School of Social, Historical and Literary Studies
Dr Christopher Pittard
- Qualifications: PhD English/Victorian Studies (Exeter, 2007); MA English: Criticism and Theory (Exeter, 2002); BA (Hons) English Studies (Exeter, 2001)
- Role Title: Senior Lecturer in English Literature
- Address: Milldam, Burnaby Road, Portsmouth, Hants PO1 3AS
- Telephone: 023 9284 2270
- Email: firstname.lastname@example.org
- Department: School of Social, Historical and Literary Studies
- Faculty: Faculty of Humanities and Social Sciences
I joined the University of Portsmouth in 2009, having held previous teaching positions at Newcastle University and the University of Exeter. My main research focus is on the popular culture of the nineteenth century, especially the emergence of popular genres in the Victorian fin de siecle and detective fiction in particular. My monograph, Purity and Contamination in Late Victorian Detective Fiction, arising out of an AHRC funded project at the University of Exeter, considers how such fictions (and the periodicals in which they appeared) engaged with ideas of material and social purity, ranging from Sherlock Holmes cleaning the face of criminality in “The Man with the Twisted Lip” to the moral policing carried out by the Social Purity movements and late Victorian antivivisection campaigns. My publications in this area include discussions of Arthur Conan Doyle, Arthur Morrison, Fergus Hume, and of the Strand Magazine more widely.
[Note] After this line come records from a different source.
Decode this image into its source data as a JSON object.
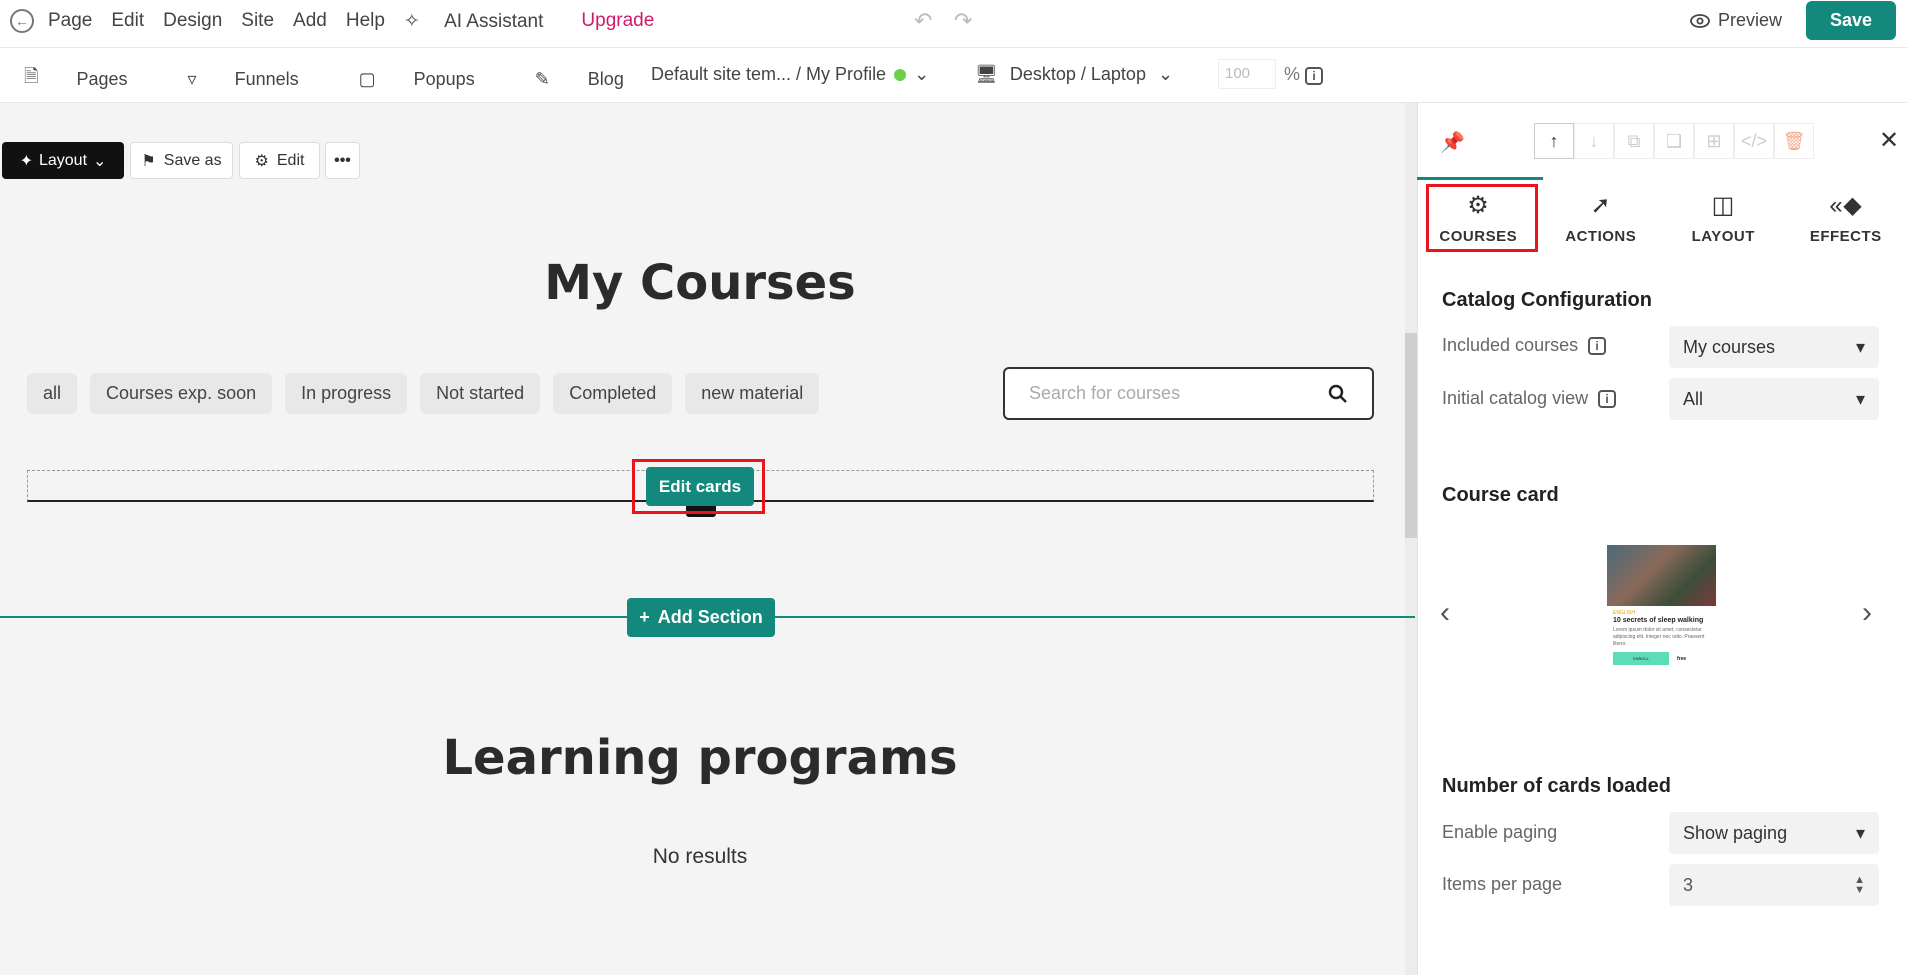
{
  "topbar": {
    "menu": [
      "Page",
      "Edit",
      "Design",
      "Site",
      "Add",
      "Help"
    ],
    "ai_assistant": "AI Assistant",
    "upgrade": "Upgrade",
    "preview": "Preview",
    "save": "Save"
  },
  "subbar": {
    "nav": [
      "Pages",
      "Funnels",
      "Popups",
      "Blog"
    ],
    "template": "Default site tem... / My Profile",
    "device": "Desktop / Laptop",
    "zoom_placeholder": "100",
    "percent": "%"
  },
  "canvas_toolbar": {
    "layout": "Layout",
    "save_as": "Save as",
    "edit": "Edit",
    "more": "•••"
  },
  "courses_section": {
    "title": "My Courses",
    "filters": [
      "all",
      "Courses exp. soon",
      "In progress",
      "Not started",
      "Completed",
      "new material"
    ],
    "search_placeholder": "Search for courses",
    "edit_cards": "Edit cards"
  },
  "add_section": "Add Section",
  "programs_section": {
    "title": "Learning programs",
    "empty": "No results"
  },
  "panel": {
    "tabs": [
      "COURSES",
      "ACTIONS",
      "LAYOUT",
      "EFFECTS"
    ],
    "catalog": {
      "title": "Catalog Configuration",
      "included_label": "Included courses",
      "included_value": "My courses",
      "initial_label": "Initial catalog view",
      "initial_value": "All"
    },
    "course_card": {
      "title": "Course card",
      "preview_tag": "ENGLISH",
      "preview_title": "10 secrets of sleep walking",
      "preview_text": "Lorem ipsum dolor sit amet, consectetur adipiscing elit. Integer nec odio. Praesent libero.",
      "preview_button": "ENROLL",
      "preview_price": "free"
    },
    "cards_loaded": {
      "title": "Number of cards loaded",
      "paging_label": "Enable paging",
      "paging_value": "Show paging",
      "items_label": "Items per page",
      "items_value": "3"
    }
  },
  "colors": {
    "accent": "#12897c",
    "highlight": "#e8161b",
    "ai": "#9a4ad9",
    "upgrade": "#d2186b"
  }
}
My wider interests in popular culture and Victorian fiction are also served by my work on the editorial boards of The Journal of Popular Culture, Clues: A Journal of Detection, and the Victorian Popular Fiction Assocation; and peer review for the Wellcome Trust, publishers including Oxford University Press, Edinburgh University Press, Routledge, Blackwell, Broadview and Palgrave, and a range of journals including PMLA, Victorian Periodicals Review, Journal of Neo-Victorian Studies, and Configurations, and as a faculty member of the Dickens Project, University of California Santa Cruz (2010-2015).
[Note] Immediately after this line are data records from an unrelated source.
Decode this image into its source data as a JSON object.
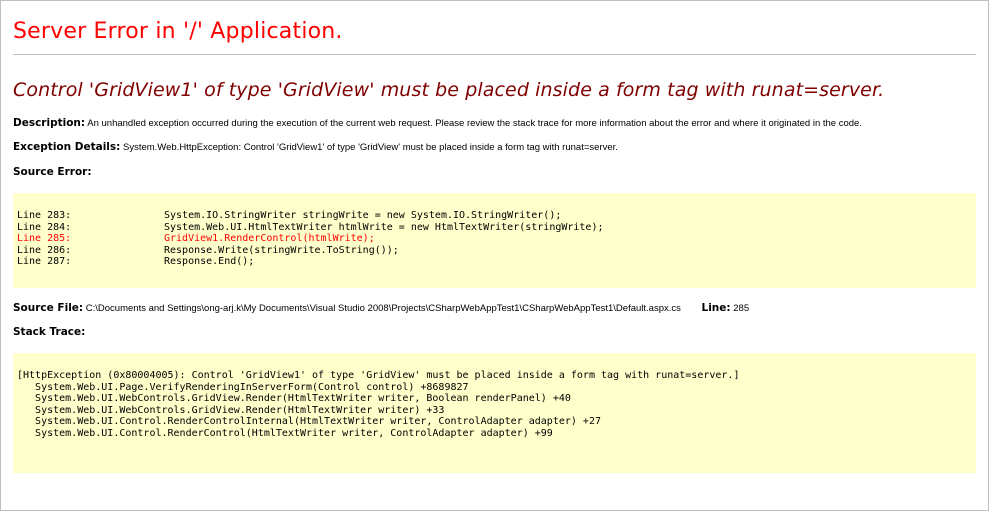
{
  "title": "Server Error in '/' Application.",
  "message": "Control 'GridView1' of type 'GridView' must be placed inside a form tag with runat=server.",
  "description": {
    "label": "Description:",
    "text": "An unhandled exception occurred during the execution of the current web request. Please review the stack trace for more information about the error and where it originated in the code."
  },
  "exception_details": {
    "label": "Exception Details:",
    "text": "System.Web.HttpException: Control 'GridView1' of type 'GridView' must be placed inside a form tag with runat=server."
  },
  "source_error": {
    "heading": "Source Error:",
    "lines": [
      {
        "num": "Line 283:",
        "code": "System.IO.StringWriter stringWrite = new System.IO.StringWriter();",
        "error": false
      },
      {
        "num": "Line 284:",
        "code": "System.Web.UI.HtmlTextWriter htmlWrite = new HtmlTextWriter(stringWrite);",
        "error": false
      },
      {
        "num": "Line 285:",
        "code": "GridView1.RenderControl(htmlWrite);",
        "error": true
      },
      {
        "num": "Line 286:",
        "code": "Response.Write(stringWrite.ToString());",
        "error": false
      },
      {
        "num": "Line 287:",
        "code": "Response.End();",
        "error": false
      }
    ]
  },
  "source_file": {
    "label": "Source File:",
    "path": "C:\\Documents and Settings\\ong-arj.k\\My Documents\\Visual Studio 2008\\Projects\\CSharpWebAppTest1\\CSharpWebAppTest1\\Default.aspx.cs",
    "line_label": "Line:",
    "line_value": "285"
  },
  "stack_trace": {
    "heading": "Stack Trace:",
    "lines": [
      "[HttpException (0x80004005): Control 'GridView1' of type 'GridView' must be placed inside a form tag with runat=server.]",
      "   System.Web.UI.Page.VerifyRenderingInServerForm(Control control) +8689827",
      "   System.Web.UI.WebControls.GridView.Render(HtmlTextWriter writer, Boolean renderPanel) +40",
      "   System.Web.UI.WebControls.GridView.Render(HtmlTextWriter writer) +33",
      "   System.Web.UI.Control.RenderControlInternal(HtmlTextWriter writer, ControlAdapter adapter) +27",
      "   System.Web.UI.Control.RenderControl(HtmlTextWriter writer, ControlAdapter adapter) +99"
    ]
  },
  "colors": {
    "title": "#ff0000",
    "message": "#800000",
    "code_background": "#ffffcc",
    "error_line": "#ff0000"
  }
}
Reviews for Purity and Contamination in Late Victorian Detective Fiction
“[There is] much to relish in a work that is both theoretically informed and rigorously grounded in primary research... The effort to clean up dirt, to restore it to its rightful place, is a way of 'reordering our environment' in order to 'make it conform to an idea'. This is a provocative way of thinking about detective fiction, and Pittard makes it pay... richly suggestive” Times Literary Supplement 13 April 2012
"Pittard convincingly revises some of the most familiar arguments in the field. Foucauldian readings of the genre, the relationship between Victorian science and crime fiction, and Victorian science and questions of form all come in for revisionary treatment.... [Pittard's] interest lies in figuring out where the theoretical conversation about detective fiction goes from here, several decades now after D. A. Miller's The Novel and the Police. Pittard does this playfully in his intriguing book." Victorian Studies 56.1 (2013).
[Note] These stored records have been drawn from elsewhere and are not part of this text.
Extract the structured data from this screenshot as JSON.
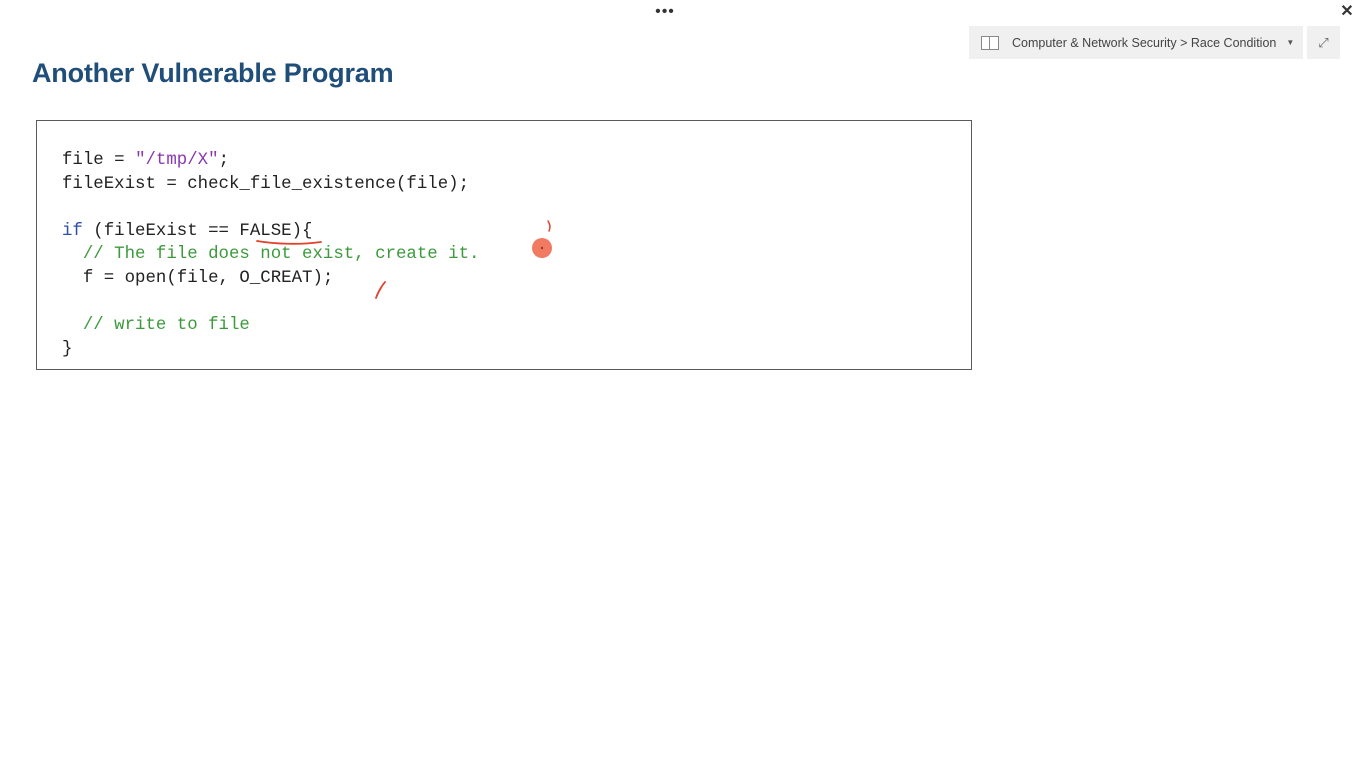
{
  "window": {
    "more_label": "•••",
    "close_label": "✕",
    "expand_label": "⤢"
  },
  "breadcrumb": {
    "notebook_icon": "notebook-icon",
    "text": "Computer & Network Security > Race Condition",
    "caret": "▼"
  },
  "slide": {
    "title": "Another Vulnerable Program",
    "code": {
      "line1": {
        "a": "file = ",
        "b": "\"/tmp/X\"",
        "c": ";"
      },
      "line2": "fileExist = check_file_existence(file);",
      "line4": {
        "kw": "if",
        "rest": " (fileExist == FALSE){"
      },
      "line5": "  // The file does not exist, create it.",
      "line6": "  f = open(file, O_CREAT);",
      "line8": "  // write to file",
      "line9": "}"
    }
  },
  "colors": {
    "title": "#1f4e79",
    "string": "#8a39b0",
    "keyword": "#2f4fa8",
    "comment": "#3c9a3c",
    "ink": "#e0422a",
    "pointer": "#f07a62"
  }
}
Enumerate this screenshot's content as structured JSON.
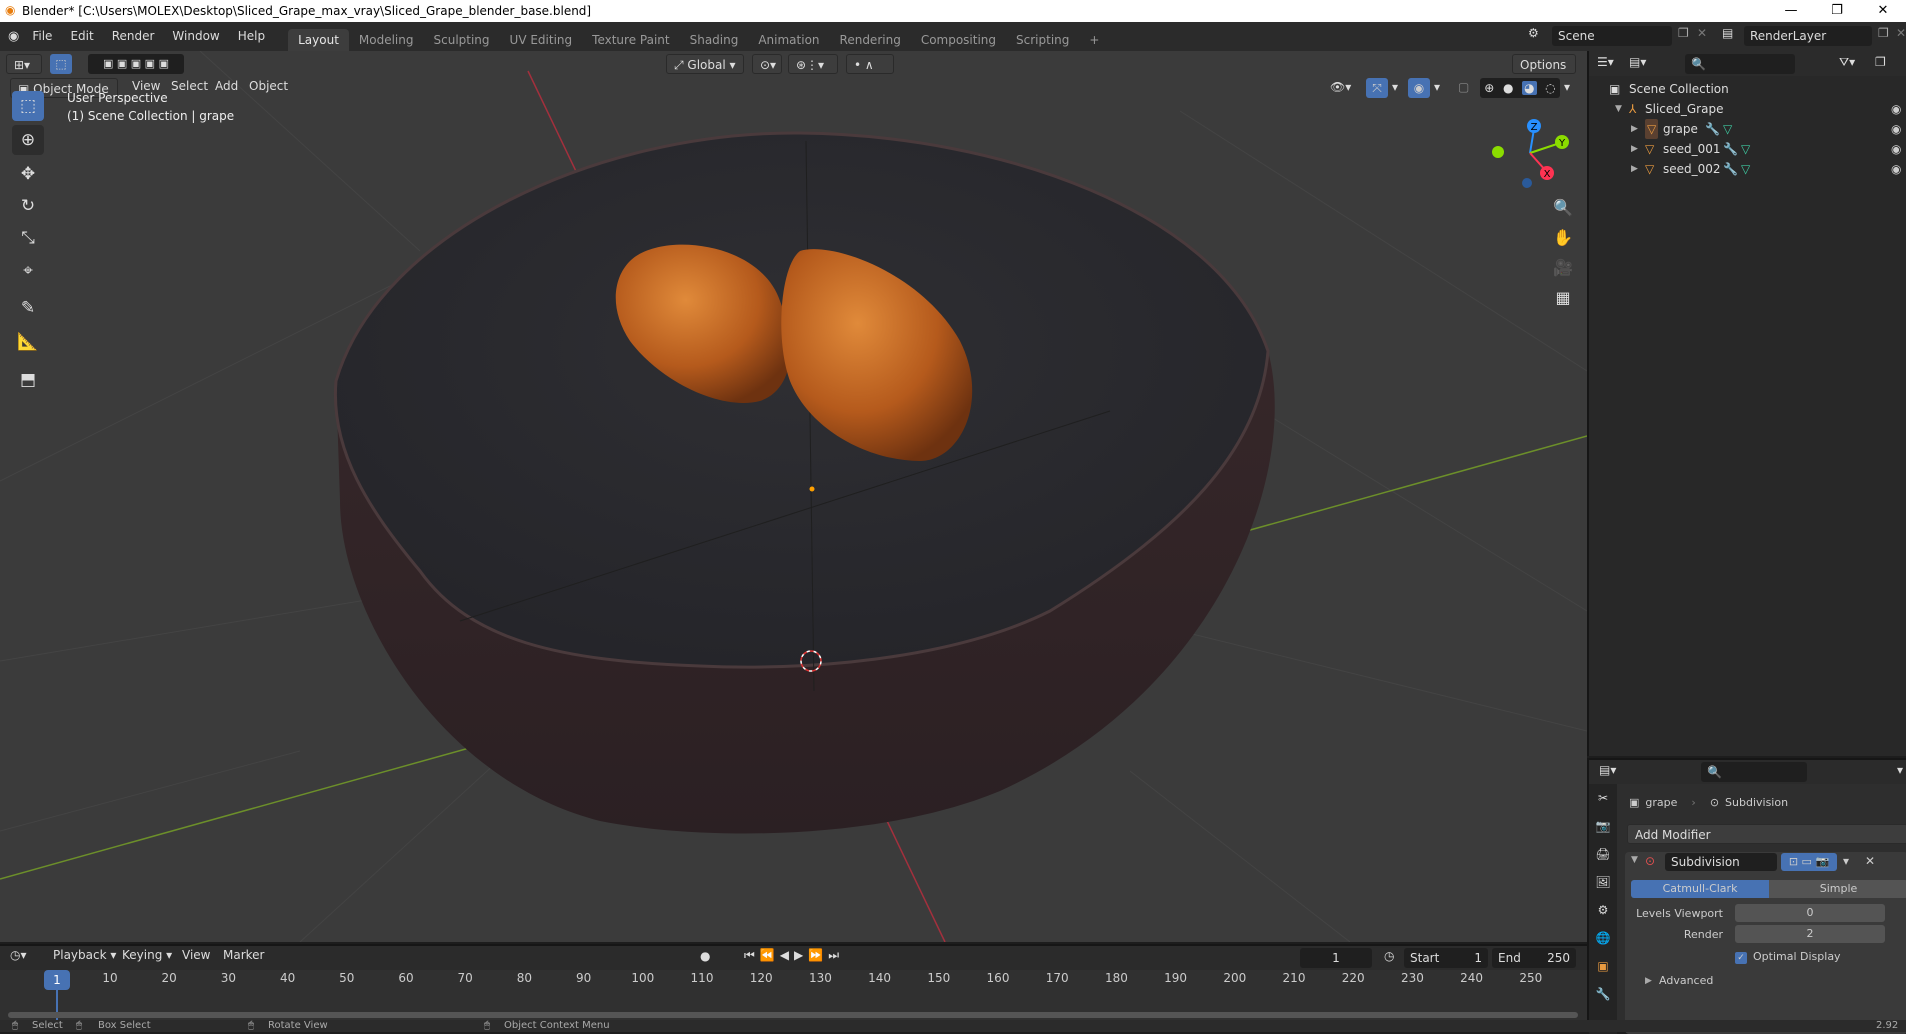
{
  "window": {
    "title": "Blender* [C:\\Users\\MOLEX\\Desktop\\Sliced_Grape_max_vray\\Sliced_Grape_blender_base.blend]",
    "minimize": "—",
    "maximize": "❐",
    "close": "✕"
  },
  "menus": [
    "File",
    "Edit",
    "Render",
    "Window",
    "Help"
  ],
  "workspaces": [
    "Layout",
    "Modeling",
    "Sculpting",
    "UV Editing",
    "Texture Paint",
    "Shading",
    "Animation",
    "Rendering",
    "Compositing",
    "Scripting"
  ],
  "add_workspace": "+",
  "scene": {
    "name": "Scene",
    "render_layer": "RenderLayer"
  },
  "viewport": {
    "orientation": "Global",
    "options_label": "Options",
    "mode": "Object Mode",
    "menu": [
      "View",
      "Select",
      "Add",
      "Object"
    ],
    "info_line1": "User Perspective",
    "info_line2": "(1) Scene Collection | grape",
    "gizmo": {
      "z": "Z",
      "y": "Y",
      "x": "X"
    }
  },
  "toolbar": [
    "select-box",
    "cursor",
    "move",
    "rotate",
    "scale",
    "transform",
    "annotate",
    "measure",
    "add-cube"
  ],
  "outliner": {
    "root": "Scene Collection",
    "collection": "Sliced_Grape",
    "objects": [
      "grape",
      "seed_001",
      "seed_002"
    ]
  },
  "properties": {
    "object": "grape",
    "modifier_crumb": "Subdivision",
    "add_modifier": "Add Modifier",
    "modifier_name": "Subdivision",
    "type_catmull": "Catmull-Clark",
    "type_simple": "Simple",
    "levels_viewport_label": "Levels Viewport",
    "levels_viewport_value": "0",
    "render_label": "Render",
    "render_value": "2",
    "optimal_display": "Optimal Display",
    "advanced": "Advanced"
  },
  "timeline": {
    "menu": [
      "Playback",
      "Keying",
      "View",
      "Marker"
    ],
    "current_frame": "1",
    "start_label": "Start",
    "start_value": "1",
    "end_label": "End",
    "end_value": "250",
    "ticks": [
      "1",
      "10",
      "20",
      "30",
      "40",
      "50",
      "60",
      "70",
      "80",
      "90",
      "100",
      "110",
      "120",
      "130",
      "140",
      "150",
      "160",
      "170",
      "180",
      "190",
      "200",
      "210",
      "220",
      "230",
      "240",
      "250"
    ]
  },
  "status": {
    "select": "Select",
    "box_select": "Box Select",
    "rotate_view": "Rotate View",
    "context_menu": "Object Context Menu",
    "version": "2.92"
  },
  "colors": {
    "accent": "#4772b3",
    "viewport_bg": "#3b3b3b",
    "x_axis": "#ff3352",
    "y_axis": "#8bdc00",
    "z_axis": "#2890ff",
    "seed": "#c4651f",
    "grape_skin": "#3a2a2a"
  }
}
“Purity and Contamination is rich in ideas, analysis, and information, offering new perspectives on familiar texts and introducing archival material that has received little if any critical attention.... There has been much written on late-Victorian detective fiction, but Pittard takes an innovative approach.... a masterly revisioning of [Victorian crime] narratives.” Review of English Studies 63.261 Sept 2012
My current major research project is a consideration of conjuring and secular magic in Victorian and Edwardian fiction, reading the work of Dickens, Wilkie Collins, Elizabeth Gaskell, and Max Beerbohm, among others. This work draws upon various critical perspectives (such as the Freudian uncanny and Derrida’s analysis of ‘conjurement’) to theorise secular magic as a narrative, and combine these approaches with the attention to material culture that characterises my research.
My work in detective fiction continues with co-editorship (with Janice M. Allan) of The Cambridge Companion to Sherlock Holmes (Cambridge University Press, 2017), and with articles and papers on illustration in detective fiction and the figure of the animal in such writings.